Ann Knef Nov. 8, 2005, 8:59am

In the fourth day of a Cape Girardeau man's welding rod trial in Madison County, defense attorney Pat Gloor of Chicago hammered the testimony of medical expert Paul Nausieda, M.D., a Chicago neurologist.

Steve Boren, a welder, filed suit more than five years ago alleging he suffered neurological injuries after being exposed to manganese-containing welding fumes. Seated just a few feet from the jury box, Boren's left arm shook during the trial Tuesday.

Some of the defendants on trial include Praxair, Viacom, Union Carbide, The BOC Group, Sandvik Inc, and Lincoln Electric.

Nausieda, who conducted trial-attorney funded mass screenings of Louisiana shipyard workers in Louisiana in 2001, testified that as a clinician he is seeing an increasing number of patients with manganese toxicity, which causes Parkinson's Disease.

"I see seven to 10 new patients a week," he said. "Week by week and year by year there are more. (And) the patients are younger and younger."

But Gloor countered that Nausieda contradicted himself in earlier testimony, claiming that he earlier stated, that "the neurological community generally does not accept welding fumes as a cause of Parkinson's Disease."

Nausieda's one-day court appearance in Madison County net him a $10,000 fee.

Suggesting his study was flawed, Nausieda submitted the research conducted on 3,500 Louisiana shipyard workers to the Annals of Internal Medicine, but "they said, 'we don't want to publish it'," Gloor stated.

"That's a gross misstatement," Nausieda countered, explaining that the legal issue soured the editors' decision and the study was not epidemiological.

After an inaudible question fired by Gore prompted Nausieda to retort, "That's a cheap shot," presiding Judge Nicholas Byron intervened by calling for a chamber conference with attorneys.

Boren, represented by Goldenberg Miller Heller & Antognoli of Edwardsville and the Vaughan Cascino Law Offices in Chicago, is staying at a Collinsville hotel during the trial. Attorney Robert McCoy of the Vaughan Cascino firm conducted the witness examination at trial Tuesday.
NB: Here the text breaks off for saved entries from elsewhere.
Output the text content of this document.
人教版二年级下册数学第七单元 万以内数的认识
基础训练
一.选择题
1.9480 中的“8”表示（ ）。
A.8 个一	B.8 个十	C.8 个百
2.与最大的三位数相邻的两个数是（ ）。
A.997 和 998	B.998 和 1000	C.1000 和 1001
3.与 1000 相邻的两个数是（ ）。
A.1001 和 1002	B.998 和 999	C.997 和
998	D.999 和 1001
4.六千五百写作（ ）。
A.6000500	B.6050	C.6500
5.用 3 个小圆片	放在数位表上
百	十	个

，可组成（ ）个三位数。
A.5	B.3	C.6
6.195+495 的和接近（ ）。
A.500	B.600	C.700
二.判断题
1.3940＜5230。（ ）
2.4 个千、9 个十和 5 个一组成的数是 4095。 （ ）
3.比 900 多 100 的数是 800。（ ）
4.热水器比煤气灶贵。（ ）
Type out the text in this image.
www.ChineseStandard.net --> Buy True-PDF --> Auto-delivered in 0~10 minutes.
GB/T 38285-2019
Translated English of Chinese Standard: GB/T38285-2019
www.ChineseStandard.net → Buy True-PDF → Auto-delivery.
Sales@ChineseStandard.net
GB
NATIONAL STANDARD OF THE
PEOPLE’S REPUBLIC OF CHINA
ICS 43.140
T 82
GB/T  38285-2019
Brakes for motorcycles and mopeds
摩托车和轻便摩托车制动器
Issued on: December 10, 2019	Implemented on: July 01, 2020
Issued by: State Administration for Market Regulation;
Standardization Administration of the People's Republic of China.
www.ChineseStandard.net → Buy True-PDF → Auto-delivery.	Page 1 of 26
Jeff Hebrank of the Burroughs law firm in Edwardsville represents several of the defendants.

Welding products cause emissions of fumes that contain manganese which has been medically recognized as toxic to the human central nervous system in levels that exceed trace amounts normally found in the human body.

People exposed to welding fumes absorb them through inhalation, and according to the plaintiff's exposure for a period as short as 49 days causes disabling injuries.

The trial is expected to last four- to six weeks.

In October 2003, Larry Elam of Collinsville who claimed his Parkinson’s disease was caused by welding fumes was awarded $1 million by a Madison County jury in the first ever successfully litigated weld-rod case in the country. Associate Judge Ralph Mendelsohn presided over the Elam case.

In Elam's case, the jury ruled that welding-rod manufacturers were responsible for failing to warn him about serious health risks. Elam said he used rods manufactured and distributed by major companies across the country.